Something about it being easier for a AI trained at carrying out these theoretical, and hypothetical exploits in a CPU?
Posted on Reply
#72
R-T-B
biffzinkerSomething about it being easier for a AI trained at carrying out these theoretical, and hypothetical exploits in a CPU?
I don't think an AI could figure out these exploits. Too situational, requiring human interaction and response.
Posted on Reply
#73
mtcn77
I'm not the go to guy, but this local member explained it with a text wall and by the look of this I'm only 'half-wrong' which is accurate enough to sum up this exhibit.

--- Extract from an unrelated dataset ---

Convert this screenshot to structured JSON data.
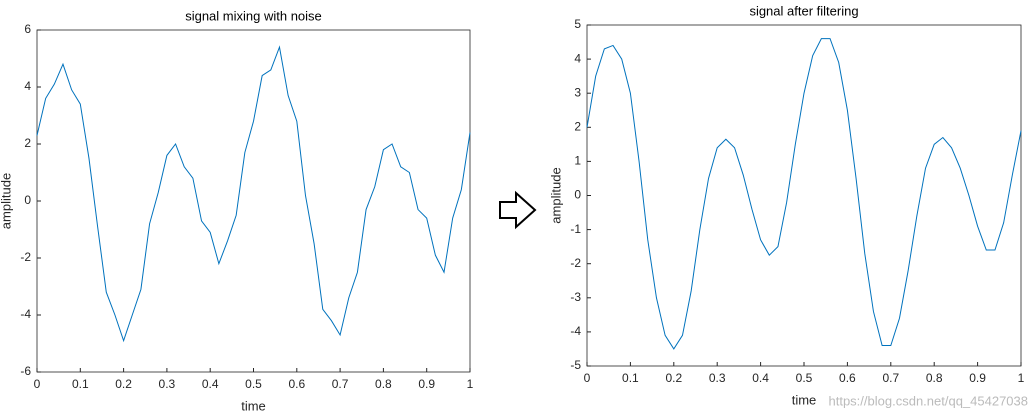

This collide+probe load+reload script kinda serves to break ASLR encryption from 28 to 15 bits on most accounts. It might not seem much, but 65K is a lot sooner than 268M through brute forcing. Coupled with that, presuming the way predictor gets decyphered even more, the suspect attack vector as described to me goes as such,
  • We identify targets beforehand(this vulnerability is only the tool, not the means),
  • We spoof memory,
  • We disable cpu caching,
  • We flush caches,
  • We access memory first(this is very important to pull it off without concurrent programs reaching for their turn of memory),
  • We pull spoofed memory which goes to L3,
  • Our accessed memory is in the next sector, however collide+probe somehow makes the sectors enter "probe from access-violate next sector" which is in the next L3 page/word/tag(I haven't figured that part),
  • Through magic voila we now have data that is 2^-15 the data we need.
Posted on Reply
#74
R-T-B
mtcn77ASLR encryption
What the heck is ASLR encryption? You do know ASLR is a randomization technique for addresss space layouts and doesn't have anything to do with encryption really, right?
Posted on Reply
#75
mtcn77
R-T-BWhat the heck is ASLR encryption? You do know ASLR is a randomization technique for addresss space layouts and doesn't have anything to do with encryption really, right?
Thank you, right as you said I'm not up for correct terminology.